I had the wonderful opportunity to be a guest reader in Mrs. DeGroot’s grade 5-6 classroom this morning. She was ready to start reading the novel Jayden’s Rescue by Vladimir Tumanov aloud to the class, and I had the privilege of starting it off. (See my previous post on the novel for more about the story and the math involved in it.) The students each had a copy of the Four Quadrants processing strategy (created by Susan Close and Carole Stickley) on which to jot ideas, important words, sensory information, and pictures that came to mind as the story was read.
We were also prepared to do the mathematical questions that would arise in the story as part of the rescue task. The first problem that comes in the book is this:
I am the father of nine sons, all one-eyed monster boys.
I keep an eye on all my lads as they play with their toys.
A three-eyed monster once dropped in and brought his sons along.

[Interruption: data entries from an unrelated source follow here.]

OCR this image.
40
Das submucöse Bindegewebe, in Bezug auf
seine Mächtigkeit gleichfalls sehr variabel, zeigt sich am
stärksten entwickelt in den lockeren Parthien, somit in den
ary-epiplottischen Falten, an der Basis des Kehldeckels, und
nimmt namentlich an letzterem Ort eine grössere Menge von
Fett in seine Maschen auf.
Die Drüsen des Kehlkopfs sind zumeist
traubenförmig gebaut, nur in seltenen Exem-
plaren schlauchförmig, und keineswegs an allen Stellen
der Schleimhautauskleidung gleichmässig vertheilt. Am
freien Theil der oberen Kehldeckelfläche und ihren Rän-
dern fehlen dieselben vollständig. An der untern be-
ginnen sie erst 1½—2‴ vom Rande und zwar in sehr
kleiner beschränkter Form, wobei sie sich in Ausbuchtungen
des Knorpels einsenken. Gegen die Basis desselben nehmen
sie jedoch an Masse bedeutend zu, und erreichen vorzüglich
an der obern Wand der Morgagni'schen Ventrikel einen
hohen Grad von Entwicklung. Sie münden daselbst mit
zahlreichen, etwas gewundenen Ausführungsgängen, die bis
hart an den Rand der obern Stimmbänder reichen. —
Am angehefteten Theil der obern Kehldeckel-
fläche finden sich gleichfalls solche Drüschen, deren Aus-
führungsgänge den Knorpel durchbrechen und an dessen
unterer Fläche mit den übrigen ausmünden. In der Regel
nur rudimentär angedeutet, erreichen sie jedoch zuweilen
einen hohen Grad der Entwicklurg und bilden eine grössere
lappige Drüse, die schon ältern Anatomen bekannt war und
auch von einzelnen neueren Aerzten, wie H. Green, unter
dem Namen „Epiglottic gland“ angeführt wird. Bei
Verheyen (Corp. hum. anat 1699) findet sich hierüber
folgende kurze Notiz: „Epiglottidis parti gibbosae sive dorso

Three bulging eyes were on each guest.
Oh! What a blinking throng!
Together all the monsters had exactly forty eyes.
How many three-eyed kids were there?
The numbers tell no lies. Jayden’s Rescue, p. 24
It took a bit longer than I had anticipated getting to that question on p. 24 (not to mention that that the lunch period began 15 earlier than I had expected it to!) so the students ended up not having a chance in the morning to share their solutions/strategies to the question. I left that in Mrs. DeGroot’s capable hands to finish up.
I believe the book is presently out of print, but copies are available from used-book sellers. It is definitely a book worth tracking down and reading to a class in the grade 4 to 6 range.